Dominion Energy appears fairly valued to slightly undervalued based on key metrics. The trailing P/E of 16.9x is below the industry average of 22.0x, and the P/S of 3.0x is also below the industry average of 3.5x. The PEG ratio of 0.41x suggests the stock is undervalued relative to its earnings growth rate. Historically, the stock's P/E has ranged from 11.8x to 96.2x over the past five years, with the current 16.9x near the lower end, indicating it is not overvalued by its own history. The market appears to be pricing in the risks of high debt and negative free cash flow, as well as merger uncertainty. Overall, the valuation implies the market expects modest growth and stable dividends, which is consistent with the base case outlook.

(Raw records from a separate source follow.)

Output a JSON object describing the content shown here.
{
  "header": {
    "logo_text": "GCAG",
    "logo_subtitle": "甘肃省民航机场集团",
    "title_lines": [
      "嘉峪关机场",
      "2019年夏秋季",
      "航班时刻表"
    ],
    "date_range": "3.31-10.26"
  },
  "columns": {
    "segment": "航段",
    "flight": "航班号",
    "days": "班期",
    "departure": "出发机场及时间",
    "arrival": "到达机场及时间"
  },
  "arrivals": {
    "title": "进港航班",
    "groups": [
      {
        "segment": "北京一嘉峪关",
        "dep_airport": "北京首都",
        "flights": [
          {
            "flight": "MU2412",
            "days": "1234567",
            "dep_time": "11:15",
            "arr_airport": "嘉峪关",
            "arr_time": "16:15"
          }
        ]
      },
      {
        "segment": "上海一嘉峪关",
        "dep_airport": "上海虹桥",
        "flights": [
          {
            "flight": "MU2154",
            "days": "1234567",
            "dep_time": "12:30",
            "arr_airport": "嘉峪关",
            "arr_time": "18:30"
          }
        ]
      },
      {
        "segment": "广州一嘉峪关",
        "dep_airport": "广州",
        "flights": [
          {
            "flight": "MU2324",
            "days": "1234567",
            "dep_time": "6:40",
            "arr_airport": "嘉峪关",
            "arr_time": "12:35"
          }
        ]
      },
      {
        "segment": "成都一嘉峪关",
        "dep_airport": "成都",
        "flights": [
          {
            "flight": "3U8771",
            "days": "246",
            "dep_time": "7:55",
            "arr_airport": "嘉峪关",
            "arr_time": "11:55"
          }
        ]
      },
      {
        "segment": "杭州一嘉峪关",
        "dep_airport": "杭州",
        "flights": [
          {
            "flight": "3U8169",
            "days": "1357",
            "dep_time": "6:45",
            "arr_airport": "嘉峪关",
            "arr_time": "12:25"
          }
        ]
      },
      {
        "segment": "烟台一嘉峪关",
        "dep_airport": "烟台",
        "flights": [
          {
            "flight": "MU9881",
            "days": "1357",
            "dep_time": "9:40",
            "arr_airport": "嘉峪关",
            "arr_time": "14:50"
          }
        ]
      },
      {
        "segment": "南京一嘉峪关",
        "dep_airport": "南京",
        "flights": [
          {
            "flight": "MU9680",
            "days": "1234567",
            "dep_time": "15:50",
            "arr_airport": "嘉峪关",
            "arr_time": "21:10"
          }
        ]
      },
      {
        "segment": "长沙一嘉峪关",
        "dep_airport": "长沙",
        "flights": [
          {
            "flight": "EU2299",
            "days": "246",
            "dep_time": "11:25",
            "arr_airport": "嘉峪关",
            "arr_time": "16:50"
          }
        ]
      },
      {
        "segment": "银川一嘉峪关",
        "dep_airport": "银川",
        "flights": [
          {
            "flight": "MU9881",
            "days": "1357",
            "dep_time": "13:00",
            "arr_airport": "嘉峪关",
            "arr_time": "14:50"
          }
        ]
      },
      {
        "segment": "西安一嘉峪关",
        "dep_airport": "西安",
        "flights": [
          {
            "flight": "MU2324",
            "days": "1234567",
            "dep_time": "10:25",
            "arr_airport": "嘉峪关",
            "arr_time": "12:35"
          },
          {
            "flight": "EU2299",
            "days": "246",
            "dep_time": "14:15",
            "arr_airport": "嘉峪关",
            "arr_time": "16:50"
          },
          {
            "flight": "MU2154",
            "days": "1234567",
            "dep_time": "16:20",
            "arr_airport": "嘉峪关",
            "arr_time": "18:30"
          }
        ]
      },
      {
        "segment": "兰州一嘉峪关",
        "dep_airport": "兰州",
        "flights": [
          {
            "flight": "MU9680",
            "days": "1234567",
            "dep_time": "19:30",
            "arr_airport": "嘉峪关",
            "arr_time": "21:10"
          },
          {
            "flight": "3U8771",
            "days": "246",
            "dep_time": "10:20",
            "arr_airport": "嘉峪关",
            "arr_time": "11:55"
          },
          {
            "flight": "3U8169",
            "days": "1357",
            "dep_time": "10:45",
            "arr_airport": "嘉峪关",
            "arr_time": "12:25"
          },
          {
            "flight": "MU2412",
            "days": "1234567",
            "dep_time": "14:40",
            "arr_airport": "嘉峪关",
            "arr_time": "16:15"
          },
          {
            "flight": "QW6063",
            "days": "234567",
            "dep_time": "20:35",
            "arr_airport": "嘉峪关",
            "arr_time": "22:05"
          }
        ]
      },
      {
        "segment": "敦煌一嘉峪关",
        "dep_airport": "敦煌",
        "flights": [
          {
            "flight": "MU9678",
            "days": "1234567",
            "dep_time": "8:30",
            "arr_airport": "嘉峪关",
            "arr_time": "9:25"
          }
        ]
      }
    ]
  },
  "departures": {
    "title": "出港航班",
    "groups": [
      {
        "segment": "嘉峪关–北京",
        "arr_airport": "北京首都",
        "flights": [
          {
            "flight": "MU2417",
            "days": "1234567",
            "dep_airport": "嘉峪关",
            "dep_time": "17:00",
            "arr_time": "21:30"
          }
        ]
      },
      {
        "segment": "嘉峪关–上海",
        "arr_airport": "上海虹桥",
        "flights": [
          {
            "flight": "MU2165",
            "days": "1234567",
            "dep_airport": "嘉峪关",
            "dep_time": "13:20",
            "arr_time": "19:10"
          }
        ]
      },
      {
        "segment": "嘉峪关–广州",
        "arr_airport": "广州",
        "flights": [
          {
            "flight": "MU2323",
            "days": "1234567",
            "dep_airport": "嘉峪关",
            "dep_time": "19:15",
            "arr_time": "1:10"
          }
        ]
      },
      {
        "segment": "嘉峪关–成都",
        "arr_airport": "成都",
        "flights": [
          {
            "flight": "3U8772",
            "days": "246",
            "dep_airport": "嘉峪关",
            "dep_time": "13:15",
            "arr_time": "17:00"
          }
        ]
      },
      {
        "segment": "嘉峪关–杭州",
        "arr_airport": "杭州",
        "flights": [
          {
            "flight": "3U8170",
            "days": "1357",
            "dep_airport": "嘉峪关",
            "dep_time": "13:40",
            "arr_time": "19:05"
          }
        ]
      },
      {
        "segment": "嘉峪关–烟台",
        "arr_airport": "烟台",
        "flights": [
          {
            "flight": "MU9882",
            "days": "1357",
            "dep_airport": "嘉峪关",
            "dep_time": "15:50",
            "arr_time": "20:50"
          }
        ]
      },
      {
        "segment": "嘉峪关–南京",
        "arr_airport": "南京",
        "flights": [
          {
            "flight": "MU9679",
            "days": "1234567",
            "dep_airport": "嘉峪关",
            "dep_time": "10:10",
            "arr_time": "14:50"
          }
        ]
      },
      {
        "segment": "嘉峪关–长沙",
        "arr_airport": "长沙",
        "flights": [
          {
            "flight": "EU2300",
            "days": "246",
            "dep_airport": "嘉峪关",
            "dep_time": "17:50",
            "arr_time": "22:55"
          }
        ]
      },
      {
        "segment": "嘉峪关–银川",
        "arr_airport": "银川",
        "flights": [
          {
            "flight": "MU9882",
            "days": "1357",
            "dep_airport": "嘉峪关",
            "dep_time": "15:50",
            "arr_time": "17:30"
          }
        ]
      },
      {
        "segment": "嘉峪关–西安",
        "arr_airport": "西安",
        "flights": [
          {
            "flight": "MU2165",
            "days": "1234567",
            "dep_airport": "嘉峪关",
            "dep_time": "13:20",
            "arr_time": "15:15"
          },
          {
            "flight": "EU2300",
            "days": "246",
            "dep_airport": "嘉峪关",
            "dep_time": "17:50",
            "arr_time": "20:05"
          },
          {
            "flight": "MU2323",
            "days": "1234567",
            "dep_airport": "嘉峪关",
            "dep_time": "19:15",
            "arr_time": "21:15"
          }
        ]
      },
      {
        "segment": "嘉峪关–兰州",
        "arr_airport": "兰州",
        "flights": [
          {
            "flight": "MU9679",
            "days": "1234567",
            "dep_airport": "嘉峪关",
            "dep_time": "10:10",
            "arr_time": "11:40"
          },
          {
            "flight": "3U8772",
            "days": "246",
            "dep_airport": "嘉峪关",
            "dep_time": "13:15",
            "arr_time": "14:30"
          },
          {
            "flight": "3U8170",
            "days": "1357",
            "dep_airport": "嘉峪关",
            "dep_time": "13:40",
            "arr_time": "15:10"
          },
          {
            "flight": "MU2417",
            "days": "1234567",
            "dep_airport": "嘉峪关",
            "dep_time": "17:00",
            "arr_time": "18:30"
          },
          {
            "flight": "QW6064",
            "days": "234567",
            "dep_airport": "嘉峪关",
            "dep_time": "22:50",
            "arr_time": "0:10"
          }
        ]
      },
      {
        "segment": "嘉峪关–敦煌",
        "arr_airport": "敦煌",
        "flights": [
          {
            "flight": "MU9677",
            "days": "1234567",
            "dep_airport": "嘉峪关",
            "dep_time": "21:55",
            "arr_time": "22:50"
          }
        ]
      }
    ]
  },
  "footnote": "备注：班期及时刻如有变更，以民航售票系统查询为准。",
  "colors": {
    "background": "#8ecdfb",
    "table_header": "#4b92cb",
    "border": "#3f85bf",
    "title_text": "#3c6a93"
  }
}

Dominion Energy is a reasonable hold for income-focused investors, but not a compelling buy at current levels. The stock offers a 4.55% dividend yield and trades at a 16.9x P/E, a 23% discount to the utility industry average. However, the analyst consensus is Hold with an average target of $70.00, implying a slight downside from $70.97. The biggest downside risk is the pending NextEra merger—if it fails, the stock could fall to $64 or lower. For investors with a long-term horizon and tolerance for merger uncertainty, D can be a good buy on pullbacks below $65. For those seeking immediate upside, better opportunities may exist elsewhere.
Dominion Energy is better suited for long-term investment, given its low beta of 0.64, high dividend yield of 4.55%, and regulated earnings stability. The stock is less volatile than the market, making it a defensive holding for income-oriented portfolios. Short-term trading is less attractive due to limited near-term upside (analyst target implies 1.4% downside) and merger uncertainty that could cause volatility. A minimum holding period of 3-5 years is recommended to capture the dividend income and potential merger synergies. For short-term traders, the stock's low volatility and narrow trading range offer limited opportunities, but the merger news could provide occasional spikes.